Assi cinematici del ginocchio sui condili femorali
Gli assi cinematici del ginocchio sui condili femorali, base dell’allineamento cinematico.

Due modi diversi di mettere una protesi

Semplificando molto, ci sono due filosofie per posizionare una protesi di ginocchio.

La prima, più tradizionale, parte da un modello “ideale” di ginocchio dritto e cerca di riportare la vostra gamba a quell’asse standard, uguale per tutti. Per farlo, però, spesso bisogna intervenire sui legamenti — allentarli o tagliarli — per adattarli a una geometria che non è la vostra.

La seconda, l’allineamento cinematico, è quella che uso io. Invece di imporre un modello uguale per tutti, ricostruisco il vostro ginocchio com’era prima che l’artrosi lo consumasse. Rispetto la forma delle vostre ossa e l’inclinazione naturale della vostra articolazione. Il risultato è che, nella maggior parte dei casi, i legamenti restano dove la natura li aveva messi, con la loro tensione naturale, e quasi non c’è bisogno di toccarli.

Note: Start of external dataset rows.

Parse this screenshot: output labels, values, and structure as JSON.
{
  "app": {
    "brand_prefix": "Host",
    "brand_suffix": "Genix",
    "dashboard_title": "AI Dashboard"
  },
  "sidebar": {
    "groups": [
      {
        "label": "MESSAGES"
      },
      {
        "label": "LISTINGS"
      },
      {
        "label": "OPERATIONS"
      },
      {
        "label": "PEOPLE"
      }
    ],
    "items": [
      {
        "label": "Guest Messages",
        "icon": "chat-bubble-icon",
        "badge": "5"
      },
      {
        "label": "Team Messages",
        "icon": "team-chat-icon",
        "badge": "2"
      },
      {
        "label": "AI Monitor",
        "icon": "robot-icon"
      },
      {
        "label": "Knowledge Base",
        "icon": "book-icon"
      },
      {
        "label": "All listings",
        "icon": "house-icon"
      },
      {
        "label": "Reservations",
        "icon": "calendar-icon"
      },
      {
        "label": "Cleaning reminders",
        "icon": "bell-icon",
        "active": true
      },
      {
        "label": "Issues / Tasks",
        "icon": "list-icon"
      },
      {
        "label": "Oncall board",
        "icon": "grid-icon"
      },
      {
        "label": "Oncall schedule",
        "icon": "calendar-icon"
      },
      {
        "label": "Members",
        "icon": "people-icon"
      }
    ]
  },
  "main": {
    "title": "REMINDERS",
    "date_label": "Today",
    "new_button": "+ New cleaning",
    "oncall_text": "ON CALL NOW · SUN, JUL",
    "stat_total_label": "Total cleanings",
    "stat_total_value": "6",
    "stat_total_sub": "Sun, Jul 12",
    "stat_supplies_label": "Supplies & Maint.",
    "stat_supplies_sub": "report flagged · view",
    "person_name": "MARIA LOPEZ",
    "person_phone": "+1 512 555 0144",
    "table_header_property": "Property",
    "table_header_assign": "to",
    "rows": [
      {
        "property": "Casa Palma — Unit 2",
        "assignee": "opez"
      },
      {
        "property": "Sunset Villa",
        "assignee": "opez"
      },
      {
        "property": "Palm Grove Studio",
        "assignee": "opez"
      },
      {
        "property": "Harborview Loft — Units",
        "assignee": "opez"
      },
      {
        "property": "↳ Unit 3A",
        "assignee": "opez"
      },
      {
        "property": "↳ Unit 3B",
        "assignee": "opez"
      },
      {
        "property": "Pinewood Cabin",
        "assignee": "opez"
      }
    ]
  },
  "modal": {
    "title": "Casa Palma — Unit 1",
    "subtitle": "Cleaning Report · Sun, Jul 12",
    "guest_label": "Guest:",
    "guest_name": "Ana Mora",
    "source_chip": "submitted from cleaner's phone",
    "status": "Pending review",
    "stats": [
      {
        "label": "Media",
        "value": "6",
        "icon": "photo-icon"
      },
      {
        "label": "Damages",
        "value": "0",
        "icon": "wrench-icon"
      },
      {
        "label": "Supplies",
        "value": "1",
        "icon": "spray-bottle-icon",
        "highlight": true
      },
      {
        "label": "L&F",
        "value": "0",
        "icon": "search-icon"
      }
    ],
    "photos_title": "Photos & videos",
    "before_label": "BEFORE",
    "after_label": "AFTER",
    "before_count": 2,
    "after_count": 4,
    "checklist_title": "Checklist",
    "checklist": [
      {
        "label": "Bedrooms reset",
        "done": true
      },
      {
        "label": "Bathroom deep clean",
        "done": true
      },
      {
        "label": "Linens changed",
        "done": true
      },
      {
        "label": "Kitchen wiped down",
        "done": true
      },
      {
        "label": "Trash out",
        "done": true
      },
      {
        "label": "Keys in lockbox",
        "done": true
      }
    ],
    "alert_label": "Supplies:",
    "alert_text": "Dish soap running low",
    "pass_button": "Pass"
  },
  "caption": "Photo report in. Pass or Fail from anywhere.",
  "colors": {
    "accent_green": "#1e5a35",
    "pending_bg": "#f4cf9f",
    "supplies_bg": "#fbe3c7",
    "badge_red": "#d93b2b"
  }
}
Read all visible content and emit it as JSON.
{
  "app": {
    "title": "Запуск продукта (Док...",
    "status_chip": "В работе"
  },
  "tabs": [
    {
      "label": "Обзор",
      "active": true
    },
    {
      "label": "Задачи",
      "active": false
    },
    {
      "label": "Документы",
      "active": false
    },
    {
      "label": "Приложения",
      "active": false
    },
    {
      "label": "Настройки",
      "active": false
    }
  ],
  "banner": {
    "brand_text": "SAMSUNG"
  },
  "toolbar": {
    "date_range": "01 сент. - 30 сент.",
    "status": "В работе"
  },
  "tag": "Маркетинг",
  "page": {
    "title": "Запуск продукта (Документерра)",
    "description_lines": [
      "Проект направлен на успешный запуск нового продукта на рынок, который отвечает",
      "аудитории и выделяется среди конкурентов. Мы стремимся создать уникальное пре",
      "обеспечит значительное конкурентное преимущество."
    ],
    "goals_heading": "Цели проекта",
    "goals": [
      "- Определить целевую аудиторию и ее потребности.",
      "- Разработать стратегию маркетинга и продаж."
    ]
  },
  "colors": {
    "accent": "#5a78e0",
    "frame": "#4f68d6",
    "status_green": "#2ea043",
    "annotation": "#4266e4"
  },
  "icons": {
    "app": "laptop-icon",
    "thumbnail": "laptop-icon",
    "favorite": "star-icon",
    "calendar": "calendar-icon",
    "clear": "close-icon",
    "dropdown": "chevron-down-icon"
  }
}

Tengo a una precisazione, perché ci credo: applico questa tecnica nella sua forma piena, rispettando davvero la vostra anatomia, senza forzare correzioni che non servono. È la parte che, nella mia esperienza, fa la differenza.

Cosa cambia per voi, in concreto

Questa scelta tecnica si traduce in tre vantaggi che i pazienti notano per primi.

  • Meno dolore nelle prime settimane. Toccare meno i legamenti significa meno trauma ai tessuti, e quindi un ginocchio che fa meno male quando comincia a muoversi. Non sparisce il dolore post-operatorio — quello c’è, è normale e si gestisce — ma in genere è più gestibile e cala più in fretta.
  • Un recupero più rapido. Un ginocchio che duole meno è un ginocchio che muovete prima e con più fiducia. E poiché la riabilitazione vive proprio di questo, di movimento precoce e costante, partire da una condizione migliore aiuta a recuperare la flessione e l’autonomia più velocemente. Gli studi che hanno misurato la ripresa lo confermano: i pazienti operati con tecnica cinematica tendono a rimettersi in piedi e a camminare prima.
  • Un ginocchio che sentite naturale. È il vantaggio che mi sta più a cuore. Esiste un punteggio, il Forgotten Joint Score, che misura proprio quante volte al giorno vi dimenticate di avere una protesi. Negli studi, e in particolare in una ricerca dove allo stesso paziente è stato operato un ginocchio con una tecnica e l’altro con l’altra, è il ginocchio cinematico quello che i pazienti “dimenticano” di più e che, quando devono scegliere, preferiscono.

Una promessa che non faccio

Voglio essere chiaro, perché in medicina l’onestà conta più dell’entusiasmo. L’allineamento cinematico non è magia, e non tutti gli studi mostrano le stesse differenze. Il vantaggio è più evidente in chi ha un ginocchio molto “storto” dall’artrosi — un varo importante, le gambe a parentesi — e si riduce in chi ha già un ginocchio quasi dritto. Quale sia il vostro caso lo stabiliamo insieme in visita, guardando le vostre radiografie sotto carico.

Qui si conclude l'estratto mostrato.